“This book is not a legal text but covers legal topics. It is intended for anyone in the contemporary world who is interested in the subject matter, whether they are lawyers or not. It is abundantly seasoned with personal recollections and anecdotes, providing one-of-a-kind insights into the actual functioning of European courts.
It is commonly understood that a judge’s role and responsibilities require them to maintain their impartiality at all times. Despite this, European judges are occasionally confronted with challenges in this area. Their judicial independence is put at risk when they are nominated by a government, when their terms of appointment are limited and when they face the possibility of either being reappointed or not being reappointed. Certain governments have a history of selecting candidates they believe they can keep under control to fill the political office. When something like this occurs, there is a possibility that private parties will be disadvantaged.
Since the EEA/EFTA states Iceland, Liechtenstein, and Norway essentially constitute a pond with one big fish (Norway) and two minnows, the EFTA Court is under even more pressure as a result.
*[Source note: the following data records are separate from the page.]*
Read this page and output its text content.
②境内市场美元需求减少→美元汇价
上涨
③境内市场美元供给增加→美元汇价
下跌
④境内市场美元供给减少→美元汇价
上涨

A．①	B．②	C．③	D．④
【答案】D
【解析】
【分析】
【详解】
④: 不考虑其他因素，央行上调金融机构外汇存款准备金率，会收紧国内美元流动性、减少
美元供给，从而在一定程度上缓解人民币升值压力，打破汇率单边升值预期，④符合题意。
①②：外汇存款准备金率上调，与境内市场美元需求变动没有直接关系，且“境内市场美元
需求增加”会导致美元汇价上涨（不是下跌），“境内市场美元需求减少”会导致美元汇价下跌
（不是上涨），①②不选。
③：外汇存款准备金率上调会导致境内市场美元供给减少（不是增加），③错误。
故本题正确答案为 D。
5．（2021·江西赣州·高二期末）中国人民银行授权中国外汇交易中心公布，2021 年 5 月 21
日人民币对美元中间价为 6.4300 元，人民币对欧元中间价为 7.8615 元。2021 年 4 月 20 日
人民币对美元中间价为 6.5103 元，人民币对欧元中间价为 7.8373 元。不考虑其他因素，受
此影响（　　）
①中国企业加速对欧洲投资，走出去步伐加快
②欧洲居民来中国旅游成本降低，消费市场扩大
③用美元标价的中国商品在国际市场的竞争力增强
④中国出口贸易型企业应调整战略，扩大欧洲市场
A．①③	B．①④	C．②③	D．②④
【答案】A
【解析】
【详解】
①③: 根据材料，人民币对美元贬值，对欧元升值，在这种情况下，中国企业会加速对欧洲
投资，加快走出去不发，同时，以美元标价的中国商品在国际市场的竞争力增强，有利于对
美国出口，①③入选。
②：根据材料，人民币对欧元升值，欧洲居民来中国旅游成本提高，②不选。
Certain key figures in Norwegian politics have been pushing for quite some time to make the European Economic Area (EEA) into a bilateral agreement with the European Union (EU). This attitude has resulted in political repercussions, some of which have even affected the author personally.
In addition, the fact that the EFTA Court is housed within the same building as its much larger sister court, the Court of Justice of the European Union, poses a threat to the autonomy of the EFTA Court. Despite this, the EFTA Court has developed its own distinct body of jurisprudence as well as its own approach to the administration of justice. It has maintained fidelity to particular EFTA values, such as the belief in free trade and open markets, efficiency, and a contemporary perspective on mankind. Even during the first 24 years of its existence, it exerted an influence on the case-law of the ECJ that was disproportionate to its size.
Because the law governing the EEA Single Market is an economic law, the significance of economics, which is an aspect that is frequently neglected, is also addressed. In its conclusion, the book examines both the complicated relationship that Switzerland has with the EU and the imminent departure of the United Kingdom from the EU. In this regard, it argues that the EFTA pillar should be expanded into a second European structure under the leadership of the British government and with participation from the Swiss government.”